DEC 04, 2018
Investigators examined the efficacy of tocilizumab in patients with moderate-to-severe corticosteroid-resistant Graves orbitopathy (GO).
This double-masked randomized clinical trial included 32 adults with moderate-to-severe corticosteroid-resistant GO who were randomized to either tocilizumab (8 mg/kg body weight) or placebo administered intravenously at weeks 0, 4, 8 and 12 with follow up for an additional 28 weeks. Investigators defined the primary outcome as the rate of patients who had a decrease in the clinical activity score (CAS) of 2 points from baseline to 16 weeks.
The primary outcome was met by 93.3% of patients receiving tocilizumab and 58.8% of those receiving placebo (P=0.04). Exophthalmos improved by a mean of 1.5 mm in the tocilizumab group and 0.0 mm in the placebo group (P=0.01). In the tocilizumab group, 1 patient experienced a moderate increase in transaminases at week 8, and another had an acute pyelonephritis at week 32.

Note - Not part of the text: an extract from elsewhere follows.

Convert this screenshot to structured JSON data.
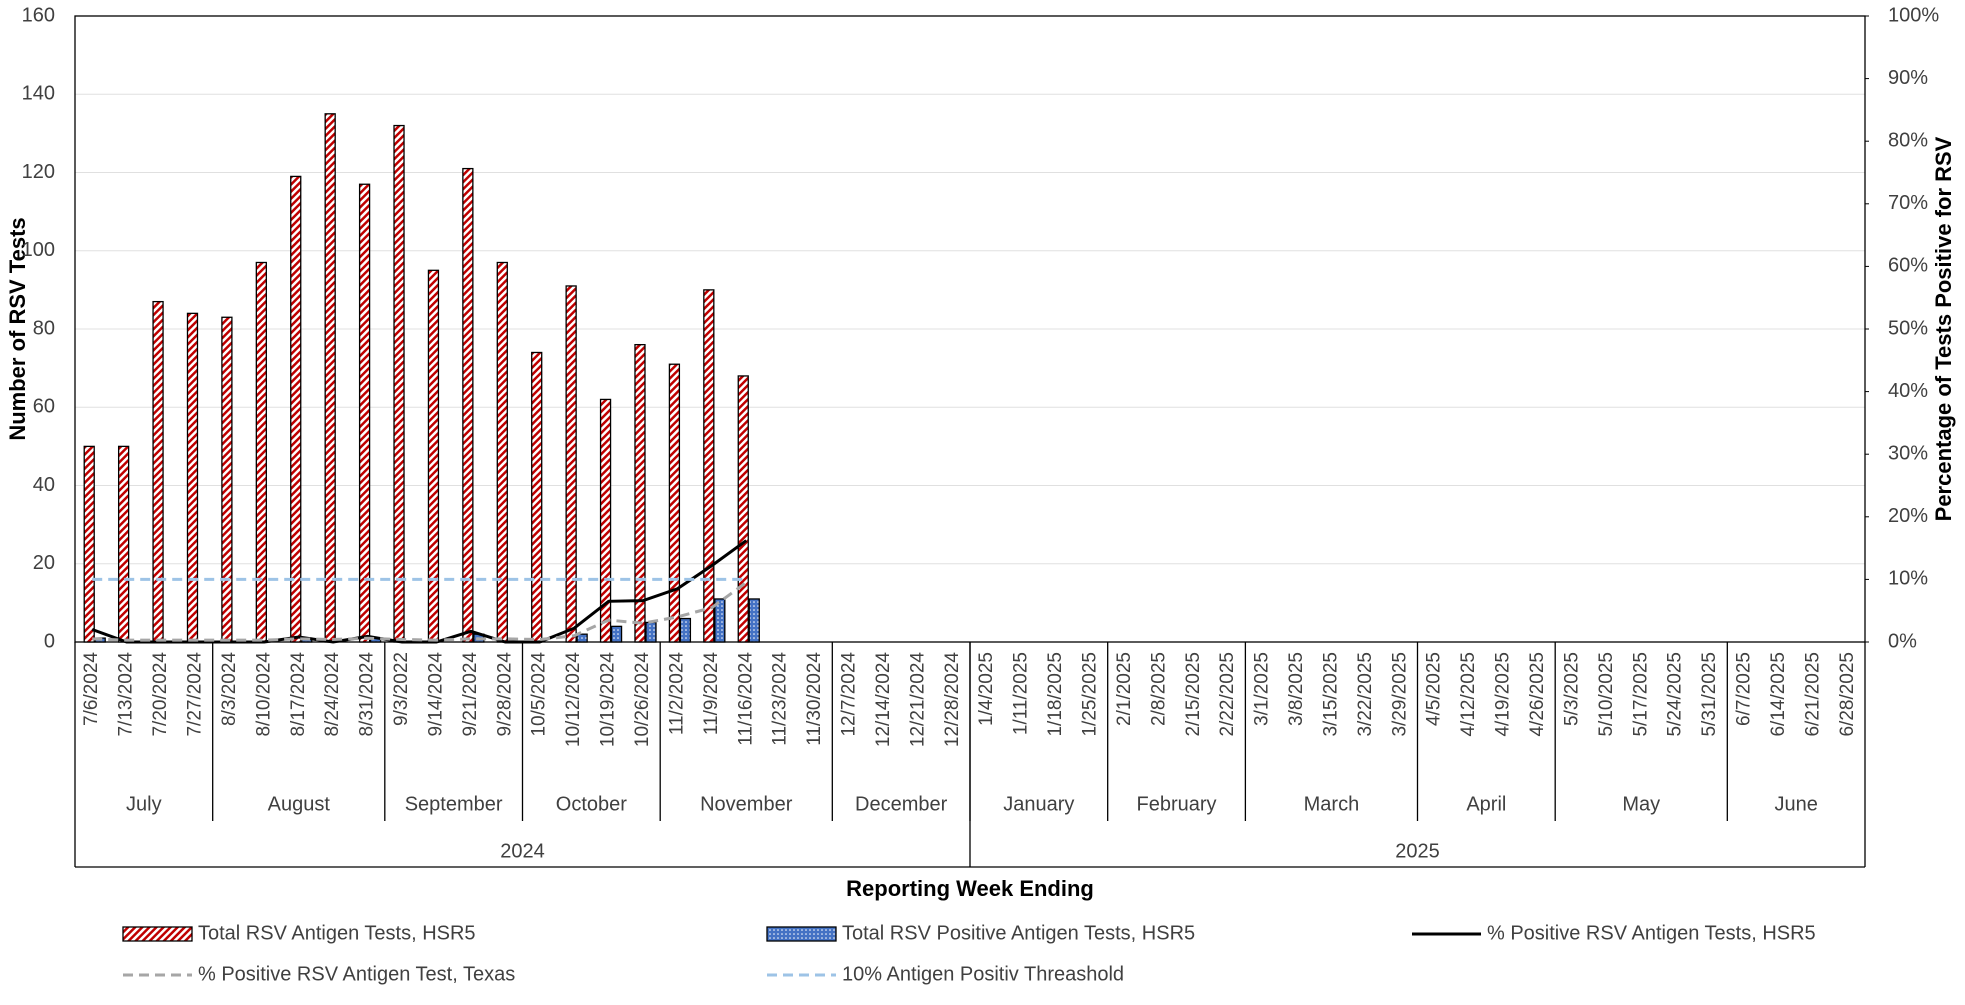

Thyroid eye disease is a heterogeneous disease with varying clinical courses between patients. Although this is a promising study in the evaluation of the anti-interleukin-6 receptor antibody tocilizumab for corticosteroid-resistant cases, the numbers are small and further studies are needed to truly examine tocilizumab’s efficacy and safety.
A number of biologic agents have been investigated in the treatment of active thyroid eye disease. Promising results have been described with teprotumumab, rituximab, etanercept and adalimumab. Physicians should be aware that this study specifically looked at the efficacy of tocilizumab in steroid-resistant cases, which is a difficult population of patients to treat, but also a significant minority of patients with thyroid eye disease.